On July 9th the state of South Carolina seemed to explode. This time it wasn’t because of something Governor McMaster did or anything dealing with the Covid-19 pandemic. This explosion was experienced when Clemson and South Carolina football fans found out that the two biggest football teams in the state may not get to play. At the time ACC was discussing conference only games due to the pandemic and a shortened season.
Today the ACC shared their plan and it allows for 10 conference games and one non-conference game. This would allow not only Clemson and South Carolina to continue their instate game that is the second longest consecutively played rivalry game in college football, but would also allow for other ACC/SEC rivalry games like Kentucky/Louisville, Georgia Tech/Georgia, and Florida/Florida State.
Now, according to multiple sources, it appears the SEC is moving closer to an agreement on a conference only schedule of 10 games. A majority of athletic directors approved the idea of an SEC only 10-game schedule.
With that said, the schedule still has to be ratified by league presidents. It is expected that the SEC presidents will meet virtually Thursday to seriously discuss the matter. It is still unclear if they will vote then or put the vote off until next week.
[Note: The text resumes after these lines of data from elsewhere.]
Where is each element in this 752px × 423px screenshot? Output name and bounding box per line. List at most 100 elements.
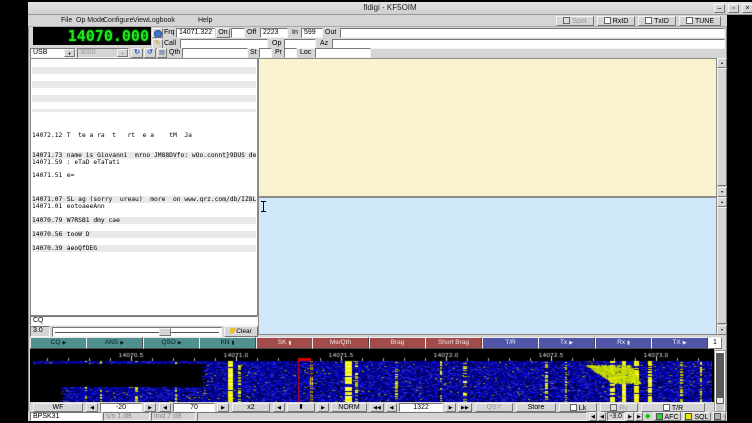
browser-row[interactable]: 14071.59 : eTaD eTaTati	[32, 159, 256, 166]
tr-checkbox[interactable]: T/R	[641, 403, 705, 412]
sql-left-icon[interactable]: ◀	[598, 412, 606, 421]
tx-scrollbar[interactable]: ▴ ▾	[717, 197, 727, 335]
macro-qso[interactable]: QSO▶	[143, 337, 200, 349]
macro-rx[interactable]: Rx▮	[595, 337, 652, 349]
menu-logbook[interactable]: Logbook	[148, 15, 175, 27]
scroll-down-icon[interactable]: ▾	[717, 187, 727, 197]
browser-clear-button[interactable]: Clear	[224, 326, 258, 337]
macro-tx[interactable]: Tx▶	[538, 337, 595, 349]
qth-input[interactable]	[182, 48, 248, 58]
frq-input[interactable]: 14071.322	[176, 28, 215, 38]
tx-scrollbar-thumb[interactable]	[717, 207, 727, 324]
time-off-input[interactable]: 2223	[260, 28, 288, 38]
pr-input[interactable]	[284, 48, 297, 58]
rst-in-input[interactable]: 599	[301, 28, 323, 38]
maximize-button[interactable]: ▫	[728, 4, 739, 13]
menu-file[interactable]: File	[61, 15, 72, 27]
carrier-right-icon[interactable]: ▶	[445, 403, 456, 412]
carrier-offset-value[interactable]: 1322	[399, 403, 443, 412]
macro-short-brag[interactable]: Short Brag	[425, 337, 482, 349]
browser-row[interactable]: 14070.79 W7RSB1 dmy cae	[32, 217, 256, 224]
macro-brag[interactable]: Brag	[369, 337, 426, 349]
mode-select[interactable]: USB ▼	[30, 48, 76, 58]
rx-scrollbar-thumb[interactable]	[717, 68, 727, 186]
qsy-button[interactable]: QSY	[475, 403, 513, 412]
browser-row[interactable]: 14071.01 eotoaeeAnn	[32, 203, 256, 210]
wf-shift-right-icon[interactable]: ▶	[317, 403, 329, 412]
wf-speed-button[interactable]: NORM	[331, 403, 367, 412]
revert-freq-button[interactable]: ↻	[131, 48, 143, 58]
waterfall-display[interactable]	[33, 349, 712, 406]
wf-mode-button[interactable]: WF	[33, 403, 83, 412]
right-scrollbar[interactable]	[714, 350, 726, 412]
ampspan-left-icon[interactable]: ◀	[86, 403, 98, 412]
qrz-lookup-button[interactable]	[152, 28, 163, 38]
carrier-fast-right-icon[interactable]: ▶▶	[458, 403, 472, 412]
toggle-rxid[interactable]: RxID	[597, 16, 635, 26]
close-button[interactable]: ×	[742, 4, 752, 13]
ampspan-right-icon[interactable]: ▶	[144, 403, 156, 412]
carrier-left-icon[interactable]: ◀	[386, 403, 397, 412]
sync-freq-button[interactable]: ↻	[144, 48, 156, 58]
toggle-txid[interactable]: TxID	[638, 16, 676, 26]
menu-op-mode[interactable]: Op Mode	[76, 15, 105, 27]
browser-row[interactable]: 14072.12 T te a ra t rt e a tM Ja	[32, 132, 256, 139]
sql-fast-right-icon[interactable]: ▶	[635, 412, 643, 421]
macro-sk[interactable]: SK▮	[256, 337, 313, 349]
browser-row[interactable]: 14070.39 aeoQfDEG	[32, 245, 256, 252]
browser-squelch-slider[interactable]	[52, 327, 222, 337]
macro-cq[interactable]: CQ▶	[30, 337, 87, 349]
chevron-down-icon[interactable]: ▼	[64, 49, 75, 57]
afc-toggle[interactable]: AFC	[653, 412, 681, 421]
toggle-tune[interactable]: TUNE	[679, 16, 721, 26]
menu-help[interactable]: Help	[198, 15, 212, 27]
macro-kn[interactable]: KN▮	[199, 337, 256, 349]
status-mode[interactable]: BPSK31	[30, 412, 102, 421]
wf-shift-left-icon[interactable]: ◀	[273, 403, 285, 412]
browser-row[interactable]: 14071.07 SL ag (sorry ureau) more on www…	[32, 196, 256, 203]
rst-out-input[interactable]	[340, 28, 725, 38]
browser-row[interactable]: 14070.56 tooW D	[32, 231, 256, 238]
rx-text-pane[interactable]	[258, 58, 717, 197]
tx-text-pane[interactable]	[258, 197, 717, 335]
bandwidth-select[interactable]: 3000 ▼	[77, 48, 129, 58]
scroll-up-icon[interactable]: ▴	[717, 197, 727, 207]
st-input[interactable]	[259, 48, 272, 58]
right-scrollbar-thumb[interactable]	[716, 353, 724, 404]
macro-ans[interactable]: ANS▶	[86, 337, 143, 349]
macro-set-button[interactable]: 1	[708, 337, 722, 349]
browser-filter-input[interactable]: CQ	[30, 316, 258, 326]
reverse-checkbox[interactable]: Rv	[600, 403, 638, 412]
time-on-input[interactable]	[231, 28, 245, 38]
kpsql-toggle[interactable]: KPSQL	[713, 412, 726, 421]
loc-input[interactable]	[315, 48, 371, 58]
rx-scrollbar[interactable]: ▴ ▾	[717, 58, 727, 197]
menu-configure[interactable]: Configure	[103, 15, 133, 27]
macro-t-r[interactable]: T/R	[482, 337, 539, 349]
reflevel-right-icon[interactable]: ▶	[217, 403, 229, 412]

Three weeks ago, SEC athletic directors met in person in Birmingham. That meeting produced several potential plans for a 2020 season which included conference only schedules of 8–10 games, along with schedules that included eight conference games plus one, or two non conference games.
The Big Ten and Pac-12 have already announced their plans for conference only schedules while the ACC, Big 12, and SEC were working to attempt to preserve non-conference games among their schools. A conference only schedule however, has emerged as a potential best option, even though all league administrators are not necessarily in agreement.
A conference-only slate allows for flexibility and for all games to feature a uniform testing protocol. The number of games being 10 is seen by many in college football as a potential minimum requirement to compete in the College Football Playoff this year, but keep in mind that this number could change according to the impacts of the pandemic.
The SEC’s decision, if it is conference only, will create a ripple effect that will extend to multiple levels. The ACC and Big 12 would lose a combined 13 games against the SEC.
The ACC announced its own schedule model today and it allows for one non-conference game. Many expected the Tigers non-conference game to be the season ending rivalry game with the Gamecocks. All of college football could play a shortened season that features conference games only.
All eyes will now be on the SEC as they make the decision of the year. It will give everyone a little more of an idea of which way the season is going to be played out.